La politica estera italiana necessita di una direttrice chiara. A sostenerlo è l’analisi di molti osservatori, che interpretano così il tira e molla europeo sulla nomina della titolare della Farnesina, Federica Mogherini, ad Alto rappresentante per la politica estera e di sicurezza dell’Unione.
Il motivo – crede l’ambasciatore Guido Lenzi – risiede nel fatto che dopo anni di relativa tranquillità anche la diplomazia italiana viva una fase di assestamento. In una conversazione con Formiche.net, la seconda di una serie di interviste sul tema, il già direttore dell’Istituto Europeo di Studi di Sicurezza a Parigi e Rappresentante Permanente presso l’Osce a Vienna spiega come sta cambiando la proiezione internazionale dell’Italia.
Ambasciatore, dove va la politica estera italiana?
La nostra è sempre stata una politica estera con dei chiari punti di riferimento: Europa e Nato. Due organismi che sono in fase di assestamento. Questo fa sì che da un lato l’Italia abbia perso i suoi tradizionali “attracchi”, dall’altro che proprio per questo possa definire una strategia che le permetta di perseguire i suoi interessi in un modo più autonomo del passato. Il semestre di presidenza del Consiglio europeo è una buona occasione per focalizzare priorità e rapporti. Ci sono una serie di problemi da affrontare e l’Italia dovrà supplire in questa fase a una mancanza di interlocuzione dettata dal fatto che dopo la fine del mandato della Commissione, i vertici europei non sono ancora chiaramente delineati.
Ritengo prematuro invece esprimere un giudizio sul caso della Mogherini. Solo dopo che verrà decisa la composizione dell’intera Commissione si potrà scegliere l’Alto rappresentante più adatto.
Come valuta la situazione in Libia vista da Roma e in un’ottica internazionale?
Si suol dire che la Libia sia stata sfasciata dall’intervento europeo, ma in realtà era già allo sbando prima della caduta di Muammar Gheddafi, che non riusciva già più a tenere insieme il Paese. La Libia in fondo non è mai stata una nazione. Non so se l’Onu in quanto tale verrà mai coinvolta. L’Occidente sta provando a contribuire alla tenuta di Tripoli, ma c’è forte riluttanza ad occuparsi di questo problema, sebbene sia chiaro che la responsabilità morale e operativa di una pacificazione della Libia non possa che essere di Usa ed Europa.

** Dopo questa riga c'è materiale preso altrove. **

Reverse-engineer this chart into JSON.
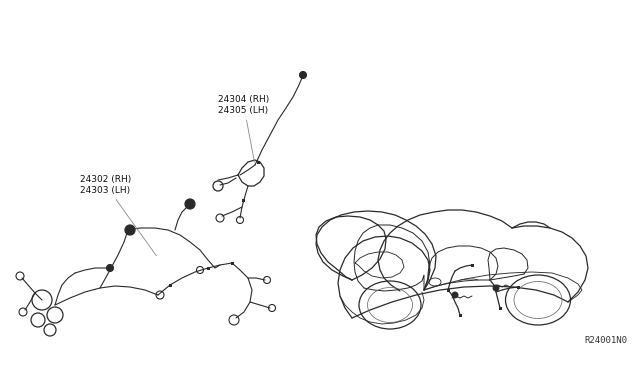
{
  "bg_color": "#ffffff",
  "label1_text": "24302 (RH)\n24303 (LH)",
  "label2_text": "24304 (RH)\n24305 (LH)",
  "ref_code": "R24001N0",
  "font_size_labels": 6.5,
  "font_size_ref": 6.5,
  "line_color": "#2a2a2a",
  "line_color_light": "#666666"
}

Un altro focolaio preoccupante è quello ucraino, nel quale secondo il Dipartimento di Stato americano ci sarebbero riscontri documentali di una destabilizzazione ad opera della Russia. Per questo il generale Carlo Jean ritiene che le sanzioni siano un passo obbligato per riportare Putin alla ragione.

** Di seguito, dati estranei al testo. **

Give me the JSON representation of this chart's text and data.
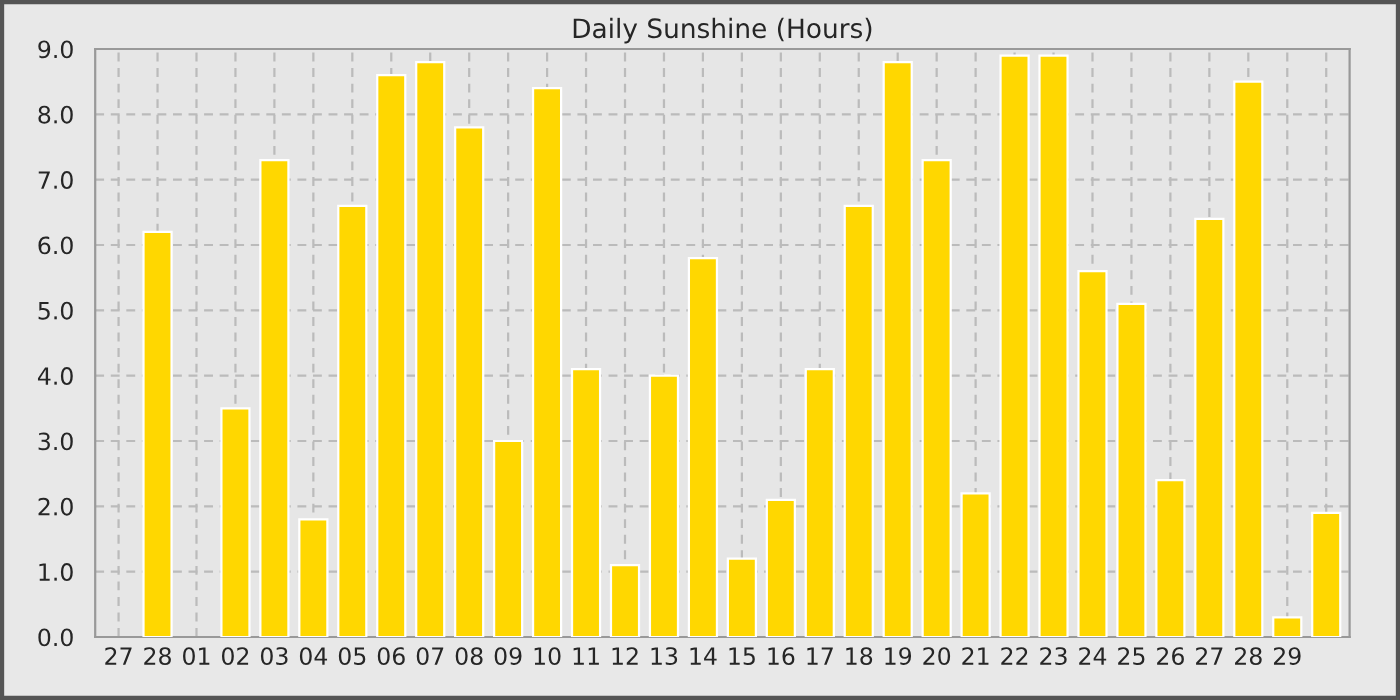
{
  "chart_data": {
    "type": "bar",
    "title": "Daily Sunshine (Hours)",
    "categories": [
      "27",
      "28",
      "01",
      "02",
      "03",
      "04",
      "05",
      "06",
      "07",
      "08",
      "09",
      "10",
      "11",
      "12",
      "13",
      "14",
      "15",
      "16",
      "17",
      "18",
      "19",
      "20",
      "21",
      "22",
      "23",
      "24",
      "25",
      "26",
      "27",
      "28",
      "29",
      null
    ],
    "values": [
      null,
      6.2,
      null,
      3.5,
      7.3,
      1.8,
      6.6,
      8.6,
      8.8,
      7.8,
      3.0,
      8.4,
      4.1,
      1.1,
      4.0,
      5.8,
      1.2,
      2.1,
      4.1,
      6.6,
      8.8,
      7.3,
      2.2,
      8.9,
      8.9,
      5.6,
      5.1,
      2.4,
      6.4,
      8.5,
      0.3,
      1.9
    ],
    "color": "#ffd700",
    "ylim": [
      0,
      9
    ],
    "yticks": [
      {
        "value": 0,
        "label": "0.0"
      },
      {
        "value": 1,
        "label": "1.0"
      },
      {
        "value": 2,
        "label": "2.0"
      },
      {
        "value": 3,
        "label": "3.0"
      },
      {
        "value": 4,
        "label": "4.0"
      },
      {
        "value": 5,
        "label": "5.0"
      },
      {
        "value": 6,
        "label": "6.0"
      },
      {
        "value": 7,
        "label": "7.0"
      },
      {
        "value": 8,
        "label": "8.0"
      },
      {
        "value": 9,
        "label": "9.0"
      }
    ],
    "grid": true
  }
}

Il caso ucraino è particolare. In parte si imputa all’Europa di non prendere decisioni in politica estera, contestualmente la si condanna dicendo che provoca la Russia aprendo a un accordo di associazione con Kiev. Le sanzioni comminate non sono certo risolutive, ma rappresentano una manifestazione di disapprovazione dell’operato di Mosca, che continua a fare ostruzionismo impedendo che molte delle crisi nello spazio ex sovietico possano essere risolte. Bisogna continuare a far pressione sulla Russia di Putin perché si decida ad accettare con l’Europa delle formule collaborative per risolvere le crisi tutt’ora aperte, che Mosca alimenta e delle quali si avvale per tenere in ostaggio la ricomposizione continentale.